Quantum Feature Augmentation for Financial Market Prediction

The core question we wanted to answer was simple: do quantum-derived features actually help predict financial returns, or is it hype? We wanted to find out rigorously.

Inspiration

Most quantum finance papers set up a weak classical baseline and claim quantum wins. We thought that was intellectually dishonest. If quantum features are genuinely useful, they should be able to beat a strong classical baseline one specifically engineered to be competitive. That framing shaped everything we built.

How We Built It

We split the pipeline into two parallel tracks feeding the same model:

Classical track: We reverse-engineered the functional forms in the synthetic data-generating process and built a 39-feature library spanning polynomial terms, pairwise interactions \(X_i \cdot X_j\), and log-abs transforms \(\log(|X_i|+1)\). Ridge and Elastic Net regularization handled feature selection.

Quantum track We used angle encoding to embed classical inputs into quantum states via parameterized circuits:

$$|\psi(X)\rangle = W_{ent} \prod_{k=1}^{n} R_Z^{(k)}(X_k)|0\rangle^{\otimes n}$$

Measurement expectation values \(\langle \psi(X)|\hat{O}|\psi(X)\rangle\) became additional features fed into the same linear model.

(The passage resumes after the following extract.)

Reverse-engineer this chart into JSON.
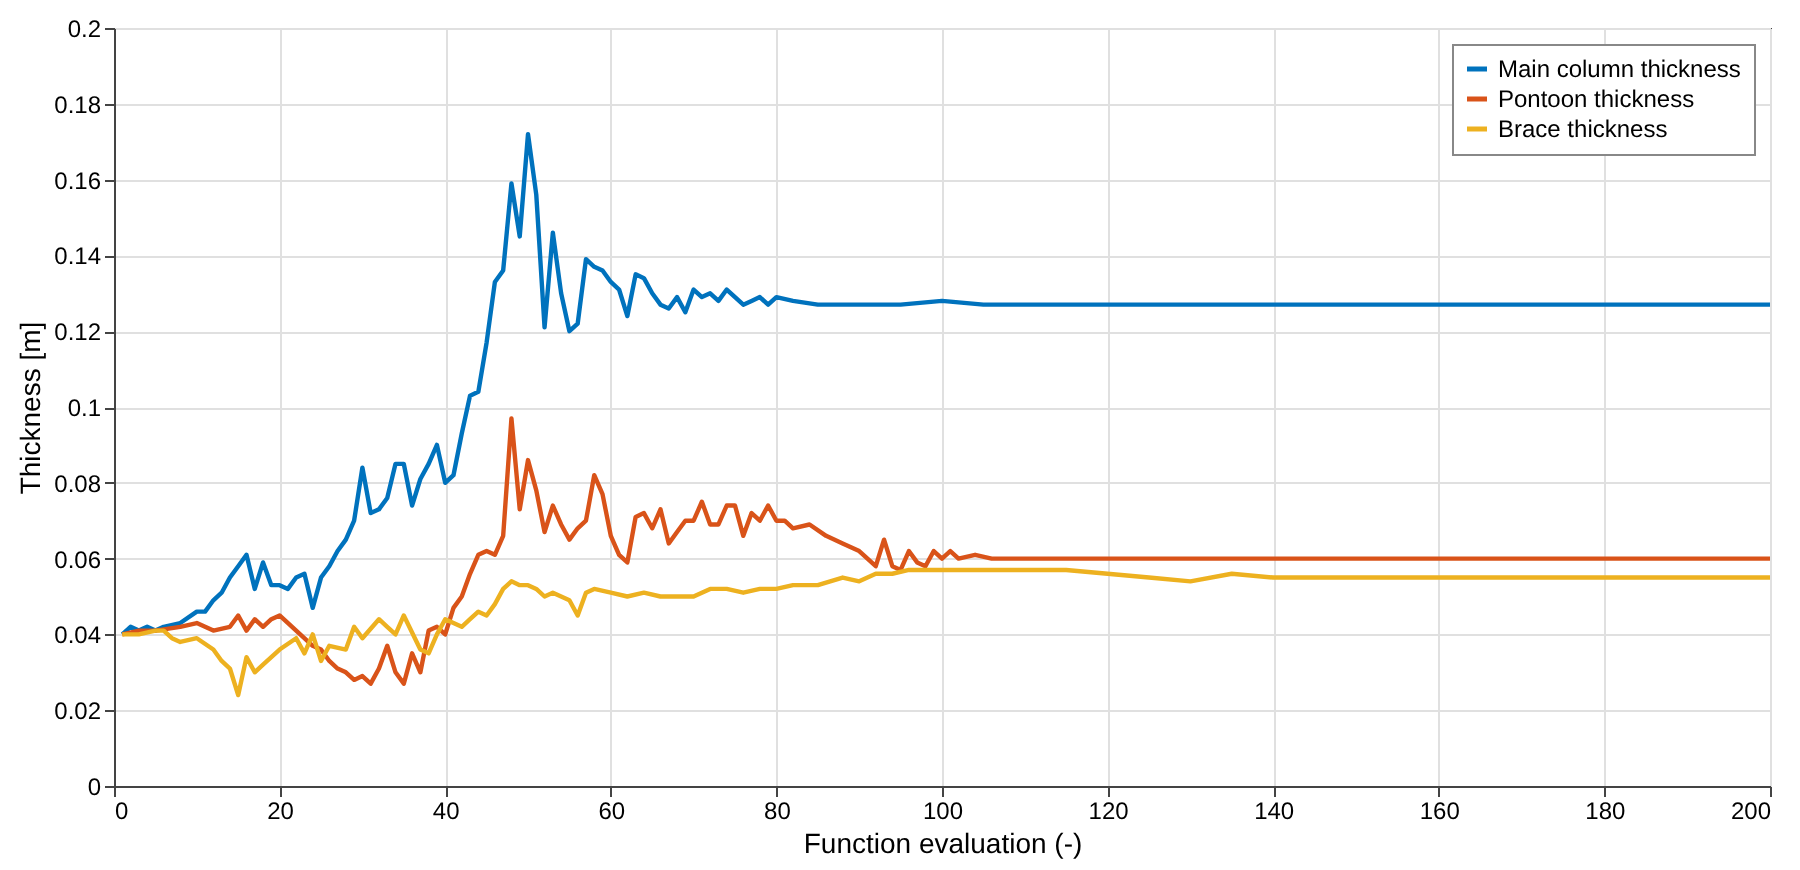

The shared model, Ridge regression, was identical across both tracks. The only variable was the features.

Results

Condition MSE IC
Raw features 4.55 0.932
Classical augmented 1.69 0.975
Quantum augmented 1.66 0.976
GBM ceiling 1.12 0.984

Our most significant contribution to the model that we devised is a means to combine our stock prediction data from the quantum and classical pipelines into a single maximally efficient framework that utilizes a hybrid quantum-classical model inference to identify the best predictive ratio between quantum and classical outputs for any given financial regime and stock.

What We Learned

The key lesson we learned during this project was how to handle scope. We aimed for a massive scope. We wanted to implement multiple algorithms, each with its own challenges. Once we realized this was inefficient, we focused on using a single quantum feature method and doing the best we could with it. By focusing our energy on one area, we achieved significantly better results.

Challenges

One of the biggest challenges was navigating the real hardware constraints of quantum computing under tight budget and time pressure. We had to choose between superconducting and ion-trap QPU architectures on AWS Braket, each with meaningful tradeoffs. Ion traps offered higher gate fidelity (+0.6%) and better error mitigation, which matters for detecting weak financial signals, but superconducting devices gave us roughly 89× better cost efficiency and 24/7 availability. With a $1,000 superconducting budget cap and only 24 hours, we couldn't afford to optimize for quality alone; a single IonQ Forte sample cost $403 versus $7.50 on Rigetti Ankaa-3, meaning the ion trap would have limited us to just 6 QPU-validated training samples compared to 133. Beyond cost, queue latency, and device availability windows threatened to eat up our entire hackathon timeline. Our time modeling showed that an IonQ-primary strategy would leave roughly one hour of buffer, making debugging and iteration nearly impossible. Balancing circuit fidelity, throughput, connectivity requirements, and budget discipline to arrive at a viable quantum feature map pipeline was a nontrivial engineering problem that required careful consideration of every architectural decision. That's why we chose Rigetti.